Il en est de la fonderie des grosses cloches ainsi que de la fonderie des canons, de l’art d’imprimer, de l’invention des horloges a roue ou à soleil, de la boussole, des lunettes d’approche, du verre, & de beaucoup d’autres arts, dûs au hasard ou à des hommes obscurs ; on n’a que des conjectures sur l’origine des uns, & on ne sait rien du tout sur l’origine des autres, entre lesquels on peut mettre la fonderie des grosses cloches. On croit que l’usage dans nos églises n’en est pas antérieur au sixieme siecle : il y étoit établi en 610 ; mais le fait qui le prouve, savoir la dispersion de l’armée de Clotaire au bruit des cloches de Sens, que Loup évêque d’Orléans fit sonner, prouve aussi que les oreilles n’étoient pas encore faites à ce bruit.

L’Église qui veut que tout ce qui a quelque part au culte du souverain Être, soit consacré par des cérémonies, bénit les cloches nouvelles ; & comme ces cloches sont présentées à l’église ainsi que les enfans nouveaux-nés, qu’elles ont parrains & marraines, & qu’on leur impose des noms, on a donné le nom de baptême à cette bénédiction.

Le baptême des cloches dont il est parlé dans Alcuin, disciple de Bede & précepteur de Charlemagne, comme d’un usage antérieur à l’année 770, se célebre de la maniere suivante, selon le pontifical Romain. Le prêtre prie ; après quelques prieres, il dit : Que cette cloche soit sanctifiée & consacrée, au nom du Pere, du Fils, & du S. Esprit : il prie encore ; il lave la cloche en-dedans & en-dehors avec de l’eau bénite ; il fait dessus sept croix avec l’huile des malades, & quatre dedans avec le chrême ; il l’encense, & il la nomme. Ceux qui seront curieux de tout le détail de cette cérémonie, le trouveront dans les cérémonies religieuses de M. l’abbé Bannier.

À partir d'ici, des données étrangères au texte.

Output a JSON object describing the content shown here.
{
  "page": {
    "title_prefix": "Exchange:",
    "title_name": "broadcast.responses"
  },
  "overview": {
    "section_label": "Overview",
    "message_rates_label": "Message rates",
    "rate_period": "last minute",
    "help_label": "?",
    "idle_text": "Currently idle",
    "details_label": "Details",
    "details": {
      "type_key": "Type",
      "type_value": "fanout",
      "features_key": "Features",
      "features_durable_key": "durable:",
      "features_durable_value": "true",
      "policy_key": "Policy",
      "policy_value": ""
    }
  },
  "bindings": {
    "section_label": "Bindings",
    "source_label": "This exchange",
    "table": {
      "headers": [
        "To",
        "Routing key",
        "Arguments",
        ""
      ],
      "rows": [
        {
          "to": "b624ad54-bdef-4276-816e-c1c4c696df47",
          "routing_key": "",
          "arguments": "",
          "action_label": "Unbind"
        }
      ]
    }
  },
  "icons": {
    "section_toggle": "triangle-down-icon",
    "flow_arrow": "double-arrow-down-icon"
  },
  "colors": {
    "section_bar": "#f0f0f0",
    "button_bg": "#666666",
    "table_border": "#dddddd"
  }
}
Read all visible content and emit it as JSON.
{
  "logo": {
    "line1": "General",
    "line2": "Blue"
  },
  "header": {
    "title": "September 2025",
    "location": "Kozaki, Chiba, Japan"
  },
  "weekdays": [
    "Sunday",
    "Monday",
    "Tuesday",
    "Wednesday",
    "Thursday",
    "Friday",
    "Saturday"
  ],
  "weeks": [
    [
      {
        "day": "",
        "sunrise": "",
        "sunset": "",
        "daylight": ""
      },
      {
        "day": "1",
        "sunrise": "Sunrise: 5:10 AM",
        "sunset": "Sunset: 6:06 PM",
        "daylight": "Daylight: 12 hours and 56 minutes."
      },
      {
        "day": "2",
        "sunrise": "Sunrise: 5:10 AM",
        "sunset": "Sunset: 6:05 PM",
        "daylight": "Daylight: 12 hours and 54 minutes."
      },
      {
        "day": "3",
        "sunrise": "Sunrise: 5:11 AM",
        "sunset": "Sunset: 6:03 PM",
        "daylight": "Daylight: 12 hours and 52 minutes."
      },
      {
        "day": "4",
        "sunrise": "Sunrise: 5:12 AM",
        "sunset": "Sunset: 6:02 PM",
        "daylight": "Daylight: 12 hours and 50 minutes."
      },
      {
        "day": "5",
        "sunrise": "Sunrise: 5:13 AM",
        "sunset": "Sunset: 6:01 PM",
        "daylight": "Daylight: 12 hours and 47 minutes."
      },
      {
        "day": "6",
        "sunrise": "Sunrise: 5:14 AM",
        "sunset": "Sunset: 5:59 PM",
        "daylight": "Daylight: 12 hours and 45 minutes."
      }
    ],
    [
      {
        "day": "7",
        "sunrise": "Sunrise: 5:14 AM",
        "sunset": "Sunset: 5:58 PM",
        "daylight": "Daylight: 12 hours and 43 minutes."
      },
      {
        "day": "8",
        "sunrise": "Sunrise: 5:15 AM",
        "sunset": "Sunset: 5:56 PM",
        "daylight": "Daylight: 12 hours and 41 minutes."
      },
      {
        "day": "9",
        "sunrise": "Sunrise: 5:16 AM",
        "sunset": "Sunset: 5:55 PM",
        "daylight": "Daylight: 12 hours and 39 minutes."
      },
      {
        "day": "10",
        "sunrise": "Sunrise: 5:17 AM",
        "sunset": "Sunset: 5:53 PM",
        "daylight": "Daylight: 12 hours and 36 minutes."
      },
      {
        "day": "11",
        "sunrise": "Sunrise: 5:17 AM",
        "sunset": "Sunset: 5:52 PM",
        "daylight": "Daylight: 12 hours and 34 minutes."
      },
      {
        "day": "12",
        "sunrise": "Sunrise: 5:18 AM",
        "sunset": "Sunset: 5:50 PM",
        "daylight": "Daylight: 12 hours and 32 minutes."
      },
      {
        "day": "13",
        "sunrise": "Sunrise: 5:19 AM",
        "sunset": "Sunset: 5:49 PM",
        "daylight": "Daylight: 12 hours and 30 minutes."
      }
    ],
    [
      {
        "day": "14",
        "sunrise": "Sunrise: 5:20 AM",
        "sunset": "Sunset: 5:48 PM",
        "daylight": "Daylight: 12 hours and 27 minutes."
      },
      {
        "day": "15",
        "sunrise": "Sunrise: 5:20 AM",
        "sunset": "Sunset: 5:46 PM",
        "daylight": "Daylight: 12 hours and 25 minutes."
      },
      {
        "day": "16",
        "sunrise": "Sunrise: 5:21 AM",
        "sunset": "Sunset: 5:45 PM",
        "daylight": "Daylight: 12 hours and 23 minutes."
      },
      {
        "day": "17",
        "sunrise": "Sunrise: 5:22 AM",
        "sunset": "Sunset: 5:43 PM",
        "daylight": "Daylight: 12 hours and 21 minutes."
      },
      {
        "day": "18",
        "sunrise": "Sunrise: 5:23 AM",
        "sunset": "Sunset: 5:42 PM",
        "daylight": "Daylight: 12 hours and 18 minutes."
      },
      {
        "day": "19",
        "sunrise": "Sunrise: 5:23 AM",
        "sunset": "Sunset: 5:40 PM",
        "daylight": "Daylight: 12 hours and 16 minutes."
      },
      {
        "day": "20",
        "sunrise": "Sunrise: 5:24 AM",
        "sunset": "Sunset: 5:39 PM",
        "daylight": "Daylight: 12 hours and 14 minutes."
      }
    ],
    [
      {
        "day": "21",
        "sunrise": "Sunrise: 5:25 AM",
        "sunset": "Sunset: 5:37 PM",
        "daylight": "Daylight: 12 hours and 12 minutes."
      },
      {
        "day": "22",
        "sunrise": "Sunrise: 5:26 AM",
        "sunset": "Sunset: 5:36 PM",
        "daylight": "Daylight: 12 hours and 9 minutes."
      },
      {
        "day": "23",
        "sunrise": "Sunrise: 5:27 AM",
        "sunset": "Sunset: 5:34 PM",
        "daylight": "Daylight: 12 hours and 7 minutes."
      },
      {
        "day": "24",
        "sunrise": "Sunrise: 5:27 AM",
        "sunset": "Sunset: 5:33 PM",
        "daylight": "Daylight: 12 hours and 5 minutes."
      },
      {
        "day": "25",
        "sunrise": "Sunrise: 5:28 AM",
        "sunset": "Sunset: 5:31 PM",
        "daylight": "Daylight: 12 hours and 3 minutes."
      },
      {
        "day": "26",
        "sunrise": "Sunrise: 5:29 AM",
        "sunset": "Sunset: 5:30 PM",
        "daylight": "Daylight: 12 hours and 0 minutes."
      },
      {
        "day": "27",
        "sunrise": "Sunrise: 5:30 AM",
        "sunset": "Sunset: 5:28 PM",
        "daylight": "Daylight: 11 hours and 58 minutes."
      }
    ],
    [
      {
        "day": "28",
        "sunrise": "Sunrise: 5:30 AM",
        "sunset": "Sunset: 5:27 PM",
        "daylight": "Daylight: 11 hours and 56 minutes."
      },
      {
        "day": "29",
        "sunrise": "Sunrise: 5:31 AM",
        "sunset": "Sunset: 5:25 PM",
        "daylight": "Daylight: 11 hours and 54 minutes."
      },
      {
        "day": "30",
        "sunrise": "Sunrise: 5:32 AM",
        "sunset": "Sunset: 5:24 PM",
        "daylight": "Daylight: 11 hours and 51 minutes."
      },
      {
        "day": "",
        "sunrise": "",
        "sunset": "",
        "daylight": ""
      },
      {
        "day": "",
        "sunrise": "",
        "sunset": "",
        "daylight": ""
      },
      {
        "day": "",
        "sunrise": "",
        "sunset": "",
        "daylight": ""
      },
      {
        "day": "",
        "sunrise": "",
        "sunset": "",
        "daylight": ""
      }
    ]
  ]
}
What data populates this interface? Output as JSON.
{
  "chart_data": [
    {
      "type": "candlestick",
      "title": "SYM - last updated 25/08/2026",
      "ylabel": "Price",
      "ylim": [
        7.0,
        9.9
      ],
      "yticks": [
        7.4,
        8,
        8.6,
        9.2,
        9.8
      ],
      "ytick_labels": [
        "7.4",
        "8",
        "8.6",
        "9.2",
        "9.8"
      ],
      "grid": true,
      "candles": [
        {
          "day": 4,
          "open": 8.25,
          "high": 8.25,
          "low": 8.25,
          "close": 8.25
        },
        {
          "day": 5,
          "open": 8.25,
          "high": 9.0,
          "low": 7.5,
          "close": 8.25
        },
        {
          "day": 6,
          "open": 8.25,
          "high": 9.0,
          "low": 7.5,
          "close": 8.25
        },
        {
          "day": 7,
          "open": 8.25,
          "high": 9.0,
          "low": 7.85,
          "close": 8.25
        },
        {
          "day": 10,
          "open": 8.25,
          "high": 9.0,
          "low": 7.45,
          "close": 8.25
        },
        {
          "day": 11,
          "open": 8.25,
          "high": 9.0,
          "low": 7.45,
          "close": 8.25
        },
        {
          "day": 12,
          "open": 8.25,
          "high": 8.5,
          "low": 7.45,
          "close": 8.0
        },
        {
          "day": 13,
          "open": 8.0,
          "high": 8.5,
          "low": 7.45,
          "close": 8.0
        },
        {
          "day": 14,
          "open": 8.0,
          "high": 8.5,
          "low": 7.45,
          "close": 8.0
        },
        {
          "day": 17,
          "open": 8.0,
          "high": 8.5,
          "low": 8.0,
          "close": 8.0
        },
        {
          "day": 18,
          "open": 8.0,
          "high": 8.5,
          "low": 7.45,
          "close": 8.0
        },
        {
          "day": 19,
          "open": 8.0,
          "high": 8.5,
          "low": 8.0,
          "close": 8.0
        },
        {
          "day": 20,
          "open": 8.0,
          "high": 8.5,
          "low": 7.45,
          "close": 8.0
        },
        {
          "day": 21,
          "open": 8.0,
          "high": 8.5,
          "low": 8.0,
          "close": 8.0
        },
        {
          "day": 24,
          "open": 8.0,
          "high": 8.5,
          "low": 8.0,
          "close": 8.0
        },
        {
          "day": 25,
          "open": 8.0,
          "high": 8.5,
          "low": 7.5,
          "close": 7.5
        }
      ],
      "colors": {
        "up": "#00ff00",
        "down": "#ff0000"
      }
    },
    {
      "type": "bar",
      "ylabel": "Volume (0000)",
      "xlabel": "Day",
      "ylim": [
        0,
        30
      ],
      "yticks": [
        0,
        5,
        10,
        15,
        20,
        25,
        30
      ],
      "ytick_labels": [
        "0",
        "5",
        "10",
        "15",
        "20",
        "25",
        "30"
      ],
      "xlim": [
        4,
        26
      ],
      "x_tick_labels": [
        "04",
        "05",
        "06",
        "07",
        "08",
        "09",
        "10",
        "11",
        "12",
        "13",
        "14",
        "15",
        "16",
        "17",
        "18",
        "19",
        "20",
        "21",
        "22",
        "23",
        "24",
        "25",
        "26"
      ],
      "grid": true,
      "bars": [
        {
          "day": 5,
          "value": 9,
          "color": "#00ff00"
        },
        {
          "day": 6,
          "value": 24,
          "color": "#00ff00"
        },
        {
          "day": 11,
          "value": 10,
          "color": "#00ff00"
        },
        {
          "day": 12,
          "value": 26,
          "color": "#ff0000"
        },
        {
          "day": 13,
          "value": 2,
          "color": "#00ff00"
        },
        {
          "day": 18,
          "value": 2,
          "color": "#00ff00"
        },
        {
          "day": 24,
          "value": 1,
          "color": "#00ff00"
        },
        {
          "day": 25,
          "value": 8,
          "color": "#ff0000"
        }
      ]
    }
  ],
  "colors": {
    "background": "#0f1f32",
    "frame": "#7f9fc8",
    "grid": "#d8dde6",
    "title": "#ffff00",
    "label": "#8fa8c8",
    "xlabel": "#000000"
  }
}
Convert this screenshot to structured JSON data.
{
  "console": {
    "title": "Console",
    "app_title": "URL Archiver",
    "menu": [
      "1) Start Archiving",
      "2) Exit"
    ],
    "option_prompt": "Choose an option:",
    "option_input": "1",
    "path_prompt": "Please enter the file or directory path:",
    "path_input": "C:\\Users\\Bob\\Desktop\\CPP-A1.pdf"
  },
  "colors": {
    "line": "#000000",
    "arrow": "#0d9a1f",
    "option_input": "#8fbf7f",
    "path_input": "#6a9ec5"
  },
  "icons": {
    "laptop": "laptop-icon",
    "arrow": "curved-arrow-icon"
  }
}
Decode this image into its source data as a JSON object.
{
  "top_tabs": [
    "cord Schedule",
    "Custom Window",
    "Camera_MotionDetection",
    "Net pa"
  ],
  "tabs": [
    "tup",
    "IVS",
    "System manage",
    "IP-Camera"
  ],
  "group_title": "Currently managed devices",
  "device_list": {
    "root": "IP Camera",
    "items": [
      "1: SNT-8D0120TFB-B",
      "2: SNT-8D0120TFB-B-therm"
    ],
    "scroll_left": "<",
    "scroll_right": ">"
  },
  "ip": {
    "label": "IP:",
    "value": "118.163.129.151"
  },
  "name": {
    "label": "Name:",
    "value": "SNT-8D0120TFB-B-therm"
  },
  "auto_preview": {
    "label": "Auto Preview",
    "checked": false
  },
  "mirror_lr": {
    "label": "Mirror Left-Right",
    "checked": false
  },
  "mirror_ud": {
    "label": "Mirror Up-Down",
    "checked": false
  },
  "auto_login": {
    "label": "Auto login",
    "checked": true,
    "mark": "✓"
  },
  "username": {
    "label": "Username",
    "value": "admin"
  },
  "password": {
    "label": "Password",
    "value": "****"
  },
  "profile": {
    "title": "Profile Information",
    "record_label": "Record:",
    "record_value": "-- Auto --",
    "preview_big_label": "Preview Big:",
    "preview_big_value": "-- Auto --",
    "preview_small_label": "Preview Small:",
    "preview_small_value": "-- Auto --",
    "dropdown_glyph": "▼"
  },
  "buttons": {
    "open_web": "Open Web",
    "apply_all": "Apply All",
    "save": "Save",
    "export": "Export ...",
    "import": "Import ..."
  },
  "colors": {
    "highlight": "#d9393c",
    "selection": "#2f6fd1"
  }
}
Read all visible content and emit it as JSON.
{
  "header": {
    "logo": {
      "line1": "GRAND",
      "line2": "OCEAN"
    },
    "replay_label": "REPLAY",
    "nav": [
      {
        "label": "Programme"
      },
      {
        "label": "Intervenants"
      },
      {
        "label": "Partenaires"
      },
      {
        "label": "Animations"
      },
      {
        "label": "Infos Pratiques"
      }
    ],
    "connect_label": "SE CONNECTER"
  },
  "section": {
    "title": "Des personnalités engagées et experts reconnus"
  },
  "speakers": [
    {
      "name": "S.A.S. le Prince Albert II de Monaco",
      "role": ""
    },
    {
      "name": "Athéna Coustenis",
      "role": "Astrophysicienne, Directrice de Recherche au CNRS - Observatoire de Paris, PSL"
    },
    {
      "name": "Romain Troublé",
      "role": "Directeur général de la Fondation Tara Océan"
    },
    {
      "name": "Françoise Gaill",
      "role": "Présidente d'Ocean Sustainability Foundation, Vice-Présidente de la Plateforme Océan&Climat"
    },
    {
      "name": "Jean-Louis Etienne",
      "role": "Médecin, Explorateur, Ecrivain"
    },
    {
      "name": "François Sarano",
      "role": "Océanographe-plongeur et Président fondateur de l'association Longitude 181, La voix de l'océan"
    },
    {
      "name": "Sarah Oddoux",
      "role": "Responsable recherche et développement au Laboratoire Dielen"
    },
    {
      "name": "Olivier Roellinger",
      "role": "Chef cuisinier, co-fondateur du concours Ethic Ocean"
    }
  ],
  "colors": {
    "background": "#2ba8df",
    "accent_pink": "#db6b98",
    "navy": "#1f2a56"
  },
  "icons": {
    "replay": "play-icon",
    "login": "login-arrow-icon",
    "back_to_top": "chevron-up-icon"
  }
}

Après cet historique que nous avons rendu le plus court qu’il nous a été possible, nous allons passer à des choses plus importantes, auxquelles nous donnerons toute l’étendue qu’elles méritent. C’est la fonte des cloches. Pour qu’une cloche soit sonore, il faut donner à toutes ses parties certaines proportions. Ces parties sont, fig. 1. le cerveau aN (Voyez la Pl. I. de la Fonderie des cloches) ; les anses tiennent au cerveau, qui dans les grandes cloches est renforci d’une épaisseur Q qu’on appelle l’onde : le vase supérieur KN, qui s’unit en K à la partie K1 ; on appelle faussure le point K où les deux portions de courbes NK, K1, se joignent : la gorge ou fourniture K1C ; on appelle la partie inférieure 1C de la fourniture, pince, panse, ou bord : la patte CD1.